Challenges loom. Data silos persist. Suppliers slow to digitize. Regulations vary—EU food safety rules tighten borders. Saltz counters with verified networks. Still, scaling agentic tech demands trust. Chefs like Pfeufer vouch early. ‘Speed up food procurement and reduce phone calls,’ he says. Boom. Proof.
Competition stirs. Startups like Culinex in Singapore swap WhatsApp for AI supply chains—14,000 restaurants there still manual, per X posts. Polsia’s Pantero automates sourcing, pricing, orders. Broader plays: Zycus, Ivalua push agentic procurement platforms. Food Logistics touts agents redefining grocery chains—real-time store tasks, execution unity. SAP predicts 2026 supply chains embed AI agents as ‘team members,’ collaborating on workflows.

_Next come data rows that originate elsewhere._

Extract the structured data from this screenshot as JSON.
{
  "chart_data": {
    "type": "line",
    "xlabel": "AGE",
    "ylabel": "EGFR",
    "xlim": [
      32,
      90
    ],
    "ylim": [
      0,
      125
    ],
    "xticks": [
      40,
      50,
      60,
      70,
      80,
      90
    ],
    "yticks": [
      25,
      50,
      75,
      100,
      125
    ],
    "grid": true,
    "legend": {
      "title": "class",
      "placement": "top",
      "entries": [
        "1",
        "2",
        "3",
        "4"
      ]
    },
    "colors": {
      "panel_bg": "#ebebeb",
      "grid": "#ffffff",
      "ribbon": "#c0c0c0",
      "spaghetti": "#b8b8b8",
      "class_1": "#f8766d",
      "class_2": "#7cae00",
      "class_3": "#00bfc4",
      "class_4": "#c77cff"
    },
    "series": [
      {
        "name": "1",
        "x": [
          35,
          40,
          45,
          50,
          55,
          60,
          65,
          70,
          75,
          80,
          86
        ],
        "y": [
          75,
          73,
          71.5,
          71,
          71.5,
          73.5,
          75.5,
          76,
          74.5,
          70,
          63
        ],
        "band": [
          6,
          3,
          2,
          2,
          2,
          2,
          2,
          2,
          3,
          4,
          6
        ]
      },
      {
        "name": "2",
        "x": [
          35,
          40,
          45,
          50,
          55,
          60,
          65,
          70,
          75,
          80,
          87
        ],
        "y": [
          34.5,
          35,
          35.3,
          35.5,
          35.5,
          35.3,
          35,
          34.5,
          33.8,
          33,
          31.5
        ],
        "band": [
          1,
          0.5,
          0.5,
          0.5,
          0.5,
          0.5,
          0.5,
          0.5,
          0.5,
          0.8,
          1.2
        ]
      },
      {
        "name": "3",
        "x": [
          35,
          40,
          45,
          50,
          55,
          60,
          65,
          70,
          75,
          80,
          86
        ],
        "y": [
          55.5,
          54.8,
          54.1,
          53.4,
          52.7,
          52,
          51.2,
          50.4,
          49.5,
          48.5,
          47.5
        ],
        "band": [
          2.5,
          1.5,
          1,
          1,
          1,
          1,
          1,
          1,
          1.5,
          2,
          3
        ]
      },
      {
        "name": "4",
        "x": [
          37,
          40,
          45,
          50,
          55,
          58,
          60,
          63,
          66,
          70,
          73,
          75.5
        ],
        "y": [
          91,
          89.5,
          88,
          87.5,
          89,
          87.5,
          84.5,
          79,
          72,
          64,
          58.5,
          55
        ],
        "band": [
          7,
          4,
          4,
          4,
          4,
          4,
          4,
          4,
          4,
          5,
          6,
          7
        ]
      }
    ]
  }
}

Saltz co-founders stay grounded. Tomas Šlimas on LinkedIn: ‘Never stop building.’ From Oberlo’s global scale to food’s local grit. They see untapped scale. Europe first. Global next? €20 million buys runway. Hiring spree. Tech bets on agents.
Back in Berlin. Pfeufer plates the night’s special. Sourced via AI. Fresher. Cheaper. Faster. Restaurants everywhere watch. Agentic AI isn’t hype. It’s plates hitting tables. Supply chains bending to code.